In spite of the speed of everything in virtual reality and the easy access to information, which are basic features of the Internet, fortunately, many are those who still explore books. The cold nature of the computer contrasts with the undeniable, distinctive and peculiar traits of a printed text. There are physical and organoleptic elements that a video or a keyboard cannot never replace. A book triggers a physical relationship; it turns on all the five senses, and even the sixth one. It makes you feel personal, unique emotions: the smell of paper, the weight, the font used to write the characters of the text, the smooth and rough pages and covers, the format size, the portability, the colours, and the silence in a library or the bustle in a train. In other words, there is whole body interaction that Laura Scopa does not miss when she decides to create ceramics artist’s books.

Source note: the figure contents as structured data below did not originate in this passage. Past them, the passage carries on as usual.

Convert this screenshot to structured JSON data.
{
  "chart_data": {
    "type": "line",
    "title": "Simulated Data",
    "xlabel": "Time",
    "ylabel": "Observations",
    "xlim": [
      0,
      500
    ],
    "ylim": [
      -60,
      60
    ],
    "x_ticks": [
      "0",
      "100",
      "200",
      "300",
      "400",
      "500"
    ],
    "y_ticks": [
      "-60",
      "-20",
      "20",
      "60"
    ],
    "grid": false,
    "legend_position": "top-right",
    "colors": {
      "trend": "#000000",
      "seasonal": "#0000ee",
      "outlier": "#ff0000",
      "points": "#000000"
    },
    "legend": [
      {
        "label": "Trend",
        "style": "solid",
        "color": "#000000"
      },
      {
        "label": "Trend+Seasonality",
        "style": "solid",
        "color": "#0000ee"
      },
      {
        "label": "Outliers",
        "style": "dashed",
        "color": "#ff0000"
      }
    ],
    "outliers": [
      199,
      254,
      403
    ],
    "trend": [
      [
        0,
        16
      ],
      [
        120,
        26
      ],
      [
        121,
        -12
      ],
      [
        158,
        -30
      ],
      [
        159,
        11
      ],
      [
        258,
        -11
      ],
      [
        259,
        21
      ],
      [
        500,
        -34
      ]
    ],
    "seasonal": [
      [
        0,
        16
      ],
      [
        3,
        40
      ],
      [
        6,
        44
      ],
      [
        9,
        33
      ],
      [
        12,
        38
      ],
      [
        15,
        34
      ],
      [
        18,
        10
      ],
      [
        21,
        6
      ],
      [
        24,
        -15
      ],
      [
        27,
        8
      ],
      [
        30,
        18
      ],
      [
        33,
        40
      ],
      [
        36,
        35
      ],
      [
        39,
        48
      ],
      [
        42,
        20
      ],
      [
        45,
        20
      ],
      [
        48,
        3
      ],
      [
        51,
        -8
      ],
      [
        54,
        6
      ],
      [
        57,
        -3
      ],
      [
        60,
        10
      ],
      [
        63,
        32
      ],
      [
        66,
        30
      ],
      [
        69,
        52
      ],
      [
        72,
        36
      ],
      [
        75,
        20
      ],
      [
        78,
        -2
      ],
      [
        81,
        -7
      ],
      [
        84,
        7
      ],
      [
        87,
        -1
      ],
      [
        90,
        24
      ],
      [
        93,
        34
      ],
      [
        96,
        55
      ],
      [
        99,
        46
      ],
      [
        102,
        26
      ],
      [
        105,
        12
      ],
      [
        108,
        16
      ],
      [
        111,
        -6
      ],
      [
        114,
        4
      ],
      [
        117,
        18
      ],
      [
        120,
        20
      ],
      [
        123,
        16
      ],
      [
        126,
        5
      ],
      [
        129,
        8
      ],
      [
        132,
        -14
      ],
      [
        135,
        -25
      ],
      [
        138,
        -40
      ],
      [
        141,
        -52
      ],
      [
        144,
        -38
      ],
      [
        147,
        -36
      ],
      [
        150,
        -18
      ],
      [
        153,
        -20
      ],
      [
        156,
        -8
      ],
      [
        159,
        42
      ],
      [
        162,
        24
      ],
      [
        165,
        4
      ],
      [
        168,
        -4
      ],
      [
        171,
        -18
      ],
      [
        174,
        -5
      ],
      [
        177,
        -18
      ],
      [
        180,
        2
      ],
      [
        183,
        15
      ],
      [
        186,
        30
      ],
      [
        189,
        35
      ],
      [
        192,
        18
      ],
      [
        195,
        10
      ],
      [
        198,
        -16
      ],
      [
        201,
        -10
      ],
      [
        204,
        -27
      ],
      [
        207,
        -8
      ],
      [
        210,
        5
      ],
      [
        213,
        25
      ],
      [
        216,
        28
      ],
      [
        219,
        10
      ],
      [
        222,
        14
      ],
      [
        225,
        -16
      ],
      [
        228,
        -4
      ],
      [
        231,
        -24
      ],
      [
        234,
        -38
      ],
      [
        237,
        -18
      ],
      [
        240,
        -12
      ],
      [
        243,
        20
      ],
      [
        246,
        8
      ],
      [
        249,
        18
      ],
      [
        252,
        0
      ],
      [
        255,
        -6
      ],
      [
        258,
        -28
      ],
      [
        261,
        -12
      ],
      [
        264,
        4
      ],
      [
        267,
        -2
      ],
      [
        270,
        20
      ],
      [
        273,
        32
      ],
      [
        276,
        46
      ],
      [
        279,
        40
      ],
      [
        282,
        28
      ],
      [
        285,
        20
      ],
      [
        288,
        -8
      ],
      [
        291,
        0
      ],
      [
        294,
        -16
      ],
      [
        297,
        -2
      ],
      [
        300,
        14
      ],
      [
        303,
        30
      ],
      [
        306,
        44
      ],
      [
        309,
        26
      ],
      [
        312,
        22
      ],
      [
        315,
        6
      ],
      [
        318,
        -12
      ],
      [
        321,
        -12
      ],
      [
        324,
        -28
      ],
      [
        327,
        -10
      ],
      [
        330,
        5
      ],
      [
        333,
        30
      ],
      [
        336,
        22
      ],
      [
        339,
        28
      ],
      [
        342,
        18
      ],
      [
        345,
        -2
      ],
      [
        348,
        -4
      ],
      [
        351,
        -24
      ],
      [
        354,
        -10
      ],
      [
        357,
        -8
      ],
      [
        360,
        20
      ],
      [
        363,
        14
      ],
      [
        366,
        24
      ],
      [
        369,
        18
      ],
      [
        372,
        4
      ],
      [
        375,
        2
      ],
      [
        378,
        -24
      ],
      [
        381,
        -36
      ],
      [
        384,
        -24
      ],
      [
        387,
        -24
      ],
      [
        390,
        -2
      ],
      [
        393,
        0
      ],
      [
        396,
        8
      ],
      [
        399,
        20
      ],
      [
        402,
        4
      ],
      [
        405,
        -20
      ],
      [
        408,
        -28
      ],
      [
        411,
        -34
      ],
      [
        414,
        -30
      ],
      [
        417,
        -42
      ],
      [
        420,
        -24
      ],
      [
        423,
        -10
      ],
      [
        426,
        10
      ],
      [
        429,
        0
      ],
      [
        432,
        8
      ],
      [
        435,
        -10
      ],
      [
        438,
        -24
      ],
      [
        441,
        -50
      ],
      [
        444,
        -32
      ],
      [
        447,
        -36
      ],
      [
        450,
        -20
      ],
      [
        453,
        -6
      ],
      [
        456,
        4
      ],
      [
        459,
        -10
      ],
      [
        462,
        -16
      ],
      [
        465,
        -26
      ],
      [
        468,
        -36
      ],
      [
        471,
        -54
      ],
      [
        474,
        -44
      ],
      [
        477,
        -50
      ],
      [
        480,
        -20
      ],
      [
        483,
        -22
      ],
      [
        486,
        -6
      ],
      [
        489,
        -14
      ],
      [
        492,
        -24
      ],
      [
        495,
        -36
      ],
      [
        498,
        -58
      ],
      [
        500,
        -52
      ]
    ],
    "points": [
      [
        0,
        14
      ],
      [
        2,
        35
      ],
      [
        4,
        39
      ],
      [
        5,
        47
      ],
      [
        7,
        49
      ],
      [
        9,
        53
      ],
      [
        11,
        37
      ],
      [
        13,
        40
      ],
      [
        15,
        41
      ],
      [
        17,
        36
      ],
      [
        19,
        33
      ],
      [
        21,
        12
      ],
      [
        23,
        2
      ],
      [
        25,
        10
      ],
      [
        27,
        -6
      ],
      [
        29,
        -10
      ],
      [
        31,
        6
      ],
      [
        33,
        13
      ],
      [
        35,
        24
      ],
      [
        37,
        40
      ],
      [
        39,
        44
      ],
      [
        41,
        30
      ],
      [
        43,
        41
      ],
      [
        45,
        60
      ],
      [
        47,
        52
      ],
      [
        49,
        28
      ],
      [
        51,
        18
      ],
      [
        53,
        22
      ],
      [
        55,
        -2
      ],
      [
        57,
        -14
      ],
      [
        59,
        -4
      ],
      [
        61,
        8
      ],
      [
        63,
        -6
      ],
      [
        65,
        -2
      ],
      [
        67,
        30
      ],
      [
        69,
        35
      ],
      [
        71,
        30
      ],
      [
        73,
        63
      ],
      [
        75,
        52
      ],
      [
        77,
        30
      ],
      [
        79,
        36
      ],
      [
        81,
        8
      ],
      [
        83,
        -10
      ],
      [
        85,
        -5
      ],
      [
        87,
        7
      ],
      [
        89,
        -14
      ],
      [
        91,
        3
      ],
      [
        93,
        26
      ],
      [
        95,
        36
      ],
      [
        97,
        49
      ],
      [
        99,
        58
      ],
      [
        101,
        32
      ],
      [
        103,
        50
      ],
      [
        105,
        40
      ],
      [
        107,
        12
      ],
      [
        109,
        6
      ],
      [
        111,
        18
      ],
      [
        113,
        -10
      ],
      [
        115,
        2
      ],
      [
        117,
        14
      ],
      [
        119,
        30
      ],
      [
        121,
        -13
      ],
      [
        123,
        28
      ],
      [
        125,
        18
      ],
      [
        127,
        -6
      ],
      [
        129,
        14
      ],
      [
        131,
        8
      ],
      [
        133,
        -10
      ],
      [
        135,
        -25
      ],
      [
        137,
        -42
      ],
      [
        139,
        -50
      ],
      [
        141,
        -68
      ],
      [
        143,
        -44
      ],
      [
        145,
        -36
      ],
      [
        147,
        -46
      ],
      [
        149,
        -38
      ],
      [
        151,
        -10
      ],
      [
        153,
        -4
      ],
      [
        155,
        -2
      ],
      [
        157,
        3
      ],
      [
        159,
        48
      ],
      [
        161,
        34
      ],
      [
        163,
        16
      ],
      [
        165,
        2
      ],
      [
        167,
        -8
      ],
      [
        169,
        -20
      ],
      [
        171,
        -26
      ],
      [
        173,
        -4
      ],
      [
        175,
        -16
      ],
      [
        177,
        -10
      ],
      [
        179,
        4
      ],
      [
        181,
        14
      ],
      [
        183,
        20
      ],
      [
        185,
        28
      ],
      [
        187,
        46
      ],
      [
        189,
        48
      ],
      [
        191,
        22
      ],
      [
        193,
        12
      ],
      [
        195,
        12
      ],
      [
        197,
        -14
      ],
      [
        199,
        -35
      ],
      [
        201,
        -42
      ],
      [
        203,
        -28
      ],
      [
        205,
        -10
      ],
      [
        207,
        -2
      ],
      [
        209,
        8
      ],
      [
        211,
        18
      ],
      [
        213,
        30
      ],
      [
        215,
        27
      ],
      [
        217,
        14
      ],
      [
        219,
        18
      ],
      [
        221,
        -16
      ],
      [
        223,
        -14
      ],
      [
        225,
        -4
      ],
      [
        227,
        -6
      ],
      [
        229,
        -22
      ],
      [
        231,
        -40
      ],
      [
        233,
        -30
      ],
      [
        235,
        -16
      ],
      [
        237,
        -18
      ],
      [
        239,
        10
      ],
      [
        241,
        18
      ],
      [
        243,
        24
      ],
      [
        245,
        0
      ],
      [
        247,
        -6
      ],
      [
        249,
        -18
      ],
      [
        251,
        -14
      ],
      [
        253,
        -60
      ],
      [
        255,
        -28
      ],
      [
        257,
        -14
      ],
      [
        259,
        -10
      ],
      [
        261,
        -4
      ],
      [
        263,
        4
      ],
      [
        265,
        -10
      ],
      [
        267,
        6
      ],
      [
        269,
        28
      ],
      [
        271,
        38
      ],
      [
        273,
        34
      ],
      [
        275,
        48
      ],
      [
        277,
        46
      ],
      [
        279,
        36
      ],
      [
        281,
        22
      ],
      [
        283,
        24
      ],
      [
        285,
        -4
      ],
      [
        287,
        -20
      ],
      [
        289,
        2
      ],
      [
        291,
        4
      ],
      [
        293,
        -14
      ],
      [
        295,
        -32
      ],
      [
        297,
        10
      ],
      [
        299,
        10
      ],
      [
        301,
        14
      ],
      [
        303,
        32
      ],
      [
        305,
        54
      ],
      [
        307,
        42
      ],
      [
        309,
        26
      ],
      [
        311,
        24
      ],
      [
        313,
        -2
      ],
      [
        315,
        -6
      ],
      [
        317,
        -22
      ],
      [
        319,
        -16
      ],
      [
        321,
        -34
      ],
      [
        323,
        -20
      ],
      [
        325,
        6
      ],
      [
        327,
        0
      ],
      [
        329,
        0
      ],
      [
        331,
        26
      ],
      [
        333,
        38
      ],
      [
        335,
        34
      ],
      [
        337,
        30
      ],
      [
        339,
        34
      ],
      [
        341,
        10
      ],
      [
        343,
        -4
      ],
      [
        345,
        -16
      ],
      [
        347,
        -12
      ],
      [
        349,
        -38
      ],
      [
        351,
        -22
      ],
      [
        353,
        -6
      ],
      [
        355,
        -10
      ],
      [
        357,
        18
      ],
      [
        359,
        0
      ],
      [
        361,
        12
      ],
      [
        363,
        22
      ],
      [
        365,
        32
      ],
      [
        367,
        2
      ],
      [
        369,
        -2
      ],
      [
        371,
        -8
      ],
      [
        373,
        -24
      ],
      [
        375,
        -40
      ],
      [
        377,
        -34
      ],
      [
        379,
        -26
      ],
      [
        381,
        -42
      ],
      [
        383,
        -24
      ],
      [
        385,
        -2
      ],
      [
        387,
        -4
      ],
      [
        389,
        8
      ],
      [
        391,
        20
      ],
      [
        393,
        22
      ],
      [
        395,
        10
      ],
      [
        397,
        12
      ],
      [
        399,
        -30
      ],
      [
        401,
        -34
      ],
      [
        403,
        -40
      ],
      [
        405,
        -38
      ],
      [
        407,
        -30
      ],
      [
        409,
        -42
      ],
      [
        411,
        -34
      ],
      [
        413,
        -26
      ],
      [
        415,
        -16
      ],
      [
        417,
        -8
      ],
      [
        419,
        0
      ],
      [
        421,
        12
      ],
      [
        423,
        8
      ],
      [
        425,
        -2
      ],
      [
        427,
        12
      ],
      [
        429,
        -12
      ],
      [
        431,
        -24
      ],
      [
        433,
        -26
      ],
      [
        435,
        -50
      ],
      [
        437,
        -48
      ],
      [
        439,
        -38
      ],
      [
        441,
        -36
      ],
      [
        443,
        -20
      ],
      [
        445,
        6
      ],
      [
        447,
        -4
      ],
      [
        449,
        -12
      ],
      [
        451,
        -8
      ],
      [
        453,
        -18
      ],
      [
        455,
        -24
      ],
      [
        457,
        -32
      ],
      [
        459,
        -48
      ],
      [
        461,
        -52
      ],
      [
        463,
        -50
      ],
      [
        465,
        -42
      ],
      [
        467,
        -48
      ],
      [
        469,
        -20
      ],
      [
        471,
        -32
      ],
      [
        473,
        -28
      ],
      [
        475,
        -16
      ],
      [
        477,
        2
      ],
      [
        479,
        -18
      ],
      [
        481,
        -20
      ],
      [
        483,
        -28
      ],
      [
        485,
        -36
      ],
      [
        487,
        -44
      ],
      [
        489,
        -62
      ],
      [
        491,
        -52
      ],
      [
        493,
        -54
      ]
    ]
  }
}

She comes from the books, she knows how to create it, especially by using engravings. Her unexpected convergence with ceramics turns new pages, which she decides to bind, as they were a real text.

Apparently a paradox, but, to speak truly, ceramic is the material of knowledge. For millennia, history has devolved on clays, so it has been canonised by Attican craters, Egyptian urns, Japanese cups, and so on.

Ceramic is the material used to tell the story of cultures; it represents a photographic film that men have been engraving for centuries. There was a time when it was a professional craft, and, today, so is it to Laura.

Her aim as a ceramicist bookseller is “the need to overcome physical hindrances” by empowering compactness and high temperature of the stoneware (grès) to manage the lightness of a landscape etched with a metal needle and the transparency of a text written with paintbrush. Here, there is an uninterrupted play between contained and container, yet signifier and signified.

Laura chooses weight and rigidity of the ceramic pages to handle her emotional container, her personal paper story.